- Episode no.: Season 1 Episode 21
- Directed by: Leonard Horn
- Written by: Anthony Lawrence
- Cinematography by: Kenneth Peach
- Production code: 25
- Original air date: February 17, 1964

Guest appearances
- Lee Kinsolving; Kent Smith; John Milford; Crahan Denton; Bennye Gatteys;

Episode chronology
| ← Previous "The Bellero Shield" | Next → "Specimen: Unknown" |

= The Children of Spider County =

"The Children of Spider County" is an episode of the original The Outer Limits television show. It first aired on February 17, 1964, during the first season.

==Opening narration==
"In light of today's growing anxieties, it has become more absolute that the wealth of a nation consists in the number of superior men that it harbors. It is therefore a matter of deep concern, and deeper consequence, when four of the most magnificent and promising young minds in the country suddenly disappear off the face of the Earth..."

==Plot==
A group of four young prodigies has mysteriously vanished, now all influential figures, and it is noted that they all hailed from the same remote area, Spider County, and that they share the same middle name of Eros, an obscure planet in the Krell galaxy orbiting the Orion constellation. A government agent is sent to investigate the one young prodigy, Ethan Wechsler, who is still in Spider County. He has been incarcerated and accused of murdering a young girl's suitor after he telepathically "overhears" an ill-mannered remark made towards her, followed by a physical altercation between them where the suitor was killed by Ethan as an act of self-defense.

Because of his unique abilities and loner attitude, Ethan is ostracized by the citizens of Spider County, thus compelling his "father" to rescue him from his human captors and return him to Eros, together with his fellow prodigies, where they can be honored and revered for their special gifts, and not feared and despised. Following numerous attempts at escape and recapture, Ethan is finally reunited with his "brothers". He professes his love for the young girl, Anna Bishop, and is steadfast in his refusal to return with his father to Eros, having enjoyed his life on Earth despite encountering prejudice and mistrust throughout the years. The father reluctantly agrees to his son's wishes and, after Ethan convinces his brothers to remain on Earth with him, the alien patriarch departs for his homeworld in Orion without the passengers he had expected would have, unconditionally, accompanied him.

==Closing narration==
"The wealth of a nation, of a world, consists in the number of superior men that it harbors, and often it seems that these men are too different, too dreaming.

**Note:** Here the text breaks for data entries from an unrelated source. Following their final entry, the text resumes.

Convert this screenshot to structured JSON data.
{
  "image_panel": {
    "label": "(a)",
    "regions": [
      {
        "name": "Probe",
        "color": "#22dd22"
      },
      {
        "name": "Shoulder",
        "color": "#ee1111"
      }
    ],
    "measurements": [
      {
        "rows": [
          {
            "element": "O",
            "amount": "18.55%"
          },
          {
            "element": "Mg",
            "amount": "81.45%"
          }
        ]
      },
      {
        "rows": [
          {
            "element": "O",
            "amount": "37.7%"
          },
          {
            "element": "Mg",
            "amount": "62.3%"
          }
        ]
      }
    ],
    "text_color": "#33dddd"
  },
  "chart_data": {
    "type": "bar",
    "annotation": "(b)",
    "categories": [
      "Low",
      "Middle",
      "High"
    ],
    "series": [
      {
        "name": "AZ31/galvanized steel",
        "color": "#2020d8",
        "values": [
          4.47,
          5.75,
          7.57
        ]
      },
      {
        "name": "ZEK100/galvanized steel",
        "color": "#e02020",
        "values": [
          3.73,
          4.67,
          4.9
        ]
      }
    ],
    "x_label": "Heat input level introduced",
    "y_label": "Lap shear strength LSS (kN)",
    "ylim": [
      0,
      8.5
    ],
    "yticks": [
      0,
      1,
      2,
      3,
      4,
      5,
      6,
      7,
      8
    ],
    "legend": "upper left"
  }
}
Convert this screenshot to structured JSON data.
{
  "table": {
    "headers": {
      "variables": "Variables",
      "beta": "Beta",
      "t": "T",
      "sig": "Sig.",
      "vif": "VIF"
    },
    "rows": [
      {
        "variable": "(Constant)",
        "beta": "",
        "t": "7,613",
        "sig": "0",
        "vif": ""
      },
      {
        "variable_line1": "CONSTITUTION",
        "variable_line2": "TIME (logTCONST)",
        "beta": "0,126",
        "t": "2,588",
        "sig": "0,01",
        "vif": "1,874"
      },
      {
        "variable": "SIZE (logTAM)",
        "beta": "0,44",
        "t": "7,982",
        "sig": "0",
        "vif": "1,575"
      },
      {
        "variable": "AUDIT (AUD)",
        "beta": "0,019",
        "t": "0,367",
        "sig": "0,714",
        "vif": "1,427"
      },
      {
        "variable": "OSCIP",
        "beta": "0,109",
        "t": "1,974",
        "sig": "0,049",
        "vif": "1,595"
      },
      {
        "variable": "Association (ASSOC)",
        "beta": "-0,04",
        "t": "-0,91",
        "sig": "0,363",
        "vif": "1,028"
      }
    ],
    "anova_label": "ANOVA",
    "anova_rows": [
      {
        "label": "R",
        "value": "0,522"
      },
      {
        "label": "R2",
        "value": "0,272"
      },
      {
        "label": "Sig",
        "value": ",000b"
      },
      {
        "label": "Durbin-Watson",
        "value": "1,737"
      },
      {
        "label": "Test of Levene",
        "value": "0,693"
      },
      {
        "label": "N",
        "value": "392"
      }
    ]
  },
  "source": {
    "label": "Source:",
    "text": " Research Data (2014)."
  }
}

And often, because they are driven by powers and dreams strange to us, they are driven away by us. But are they really so different? Are they not, after all, held by the same things that hold us-by strong love, and soft hands?"

==Production==
Interiors had to be filmed at the Samuel Goldwyn Studios, as production on "The Unknown"/"The Forms of Things Unknown" pilot/episode was using up the soundstages at KTTV.